The Pine Nut Mountains are a north–south mountain range in the Great Basin, in Douglas and Lyon counties of northwestern Nevada, United States. The highest mountain in the range is Mount Siegel at 9,456 ft (2,882 m).

==Geography==

Pine Nut Mountains with snow-capped Carson Range

The range starts in the north at the Virginia Range (famous for Virginia City and the Comstock Lode). They continue south for approximately 40 miles where they join with the Sierra Nevada near Topaz Lake and Leviathan Peak. They are bounded on the west by the Carson Valley and to the east by Mason Valley.

==Flora==
The Pine Nut Mountains take their name from the single-leaf pinyon pines that dominate the slopes between 5000 and 7000 ft. This is mixed with juniper to form the standard pinyon–juniper woodland plant community.
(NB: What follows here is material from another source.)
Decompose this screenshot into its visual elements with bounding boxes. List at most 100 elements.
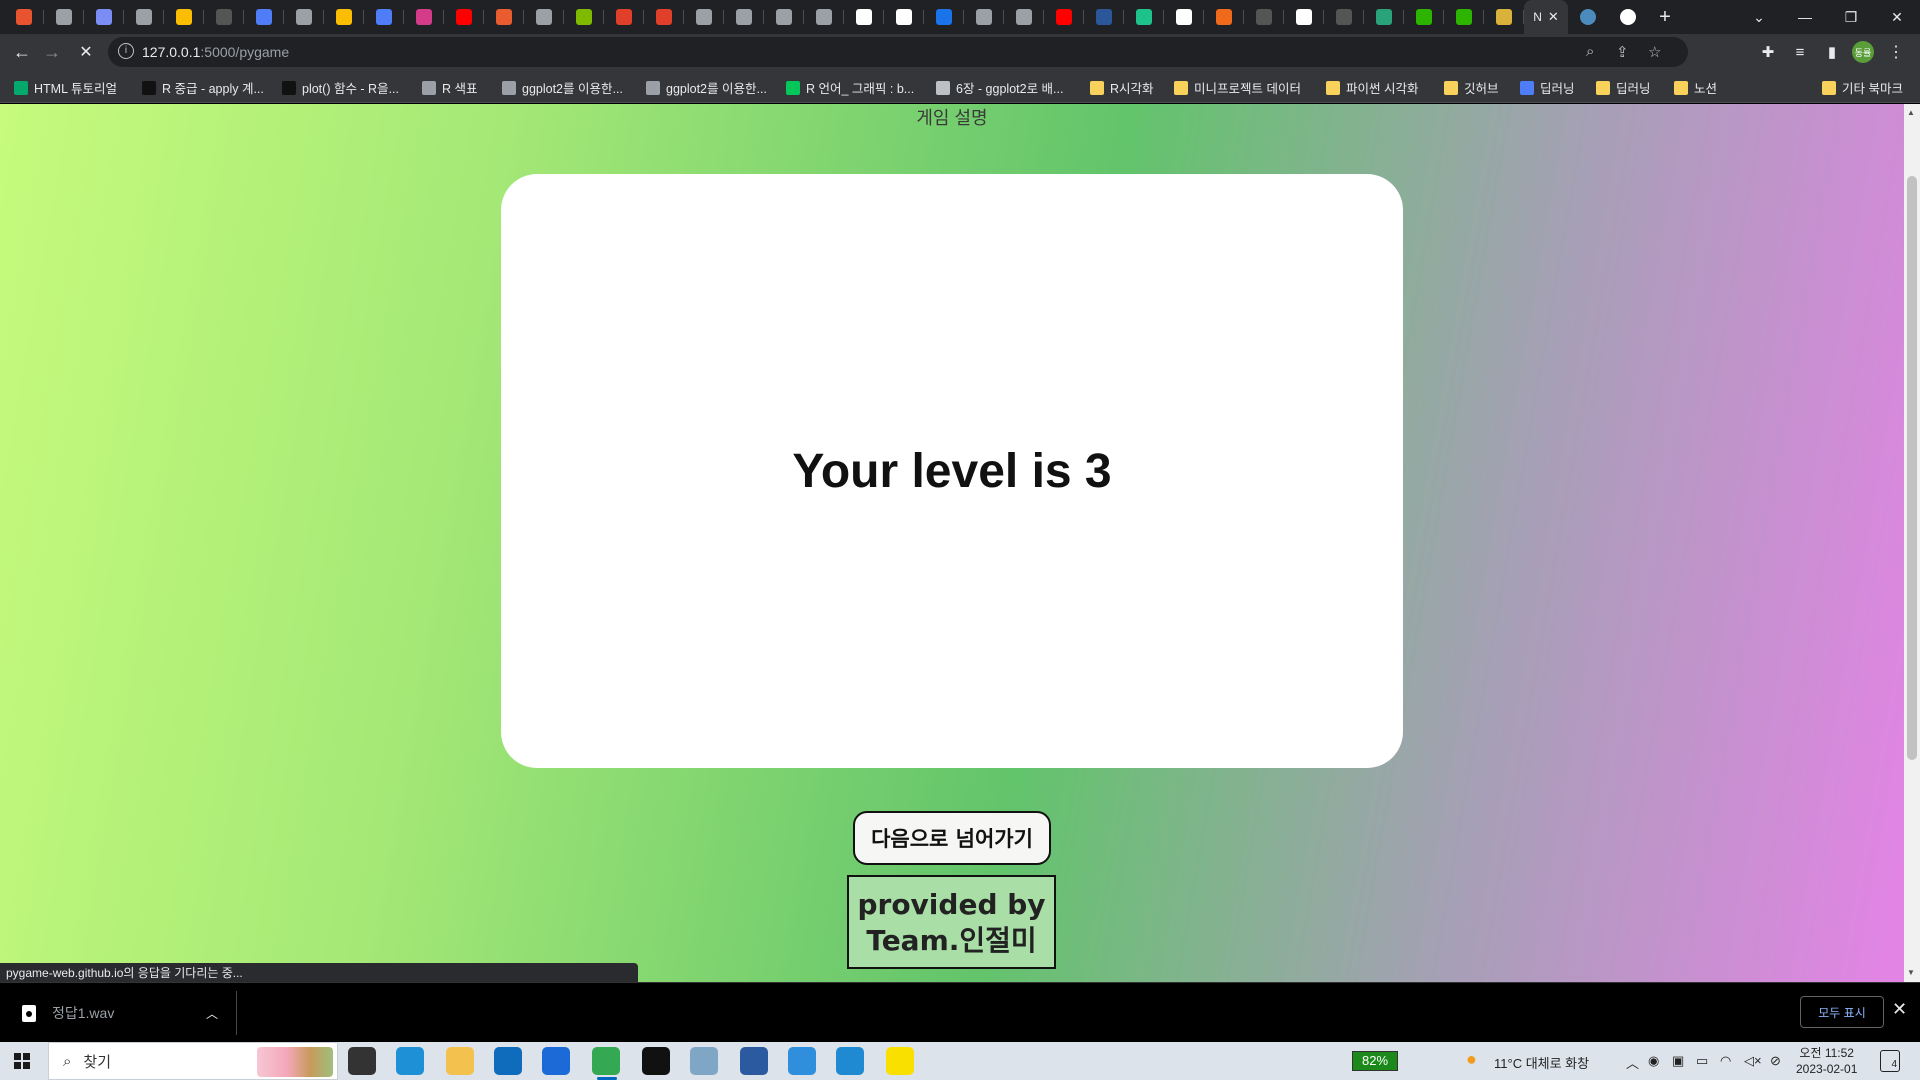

Lower slopes are dominated by sage–juniper.

==Cultural==
The Pine Nut Mountains have been used throughout history by a number of groups for various purposes. The Washoe tribe used (and still uses) the vast quantities of Pinyon pine for the nuts as a staple in their diet. The nuts were collected, roasted, and cached during the fall for use during the lean months of winter. After the discovery of silver and gold in the area, the Pine Nut Mountains became a key source of timber for the building boom and charcoal for the smelters, thus depleting many of the traditional Washoe collection areas. Today, the range is still used by the Washoe for traditional purposes as well as by hikers, hunters, and other outdoor enthusiasts.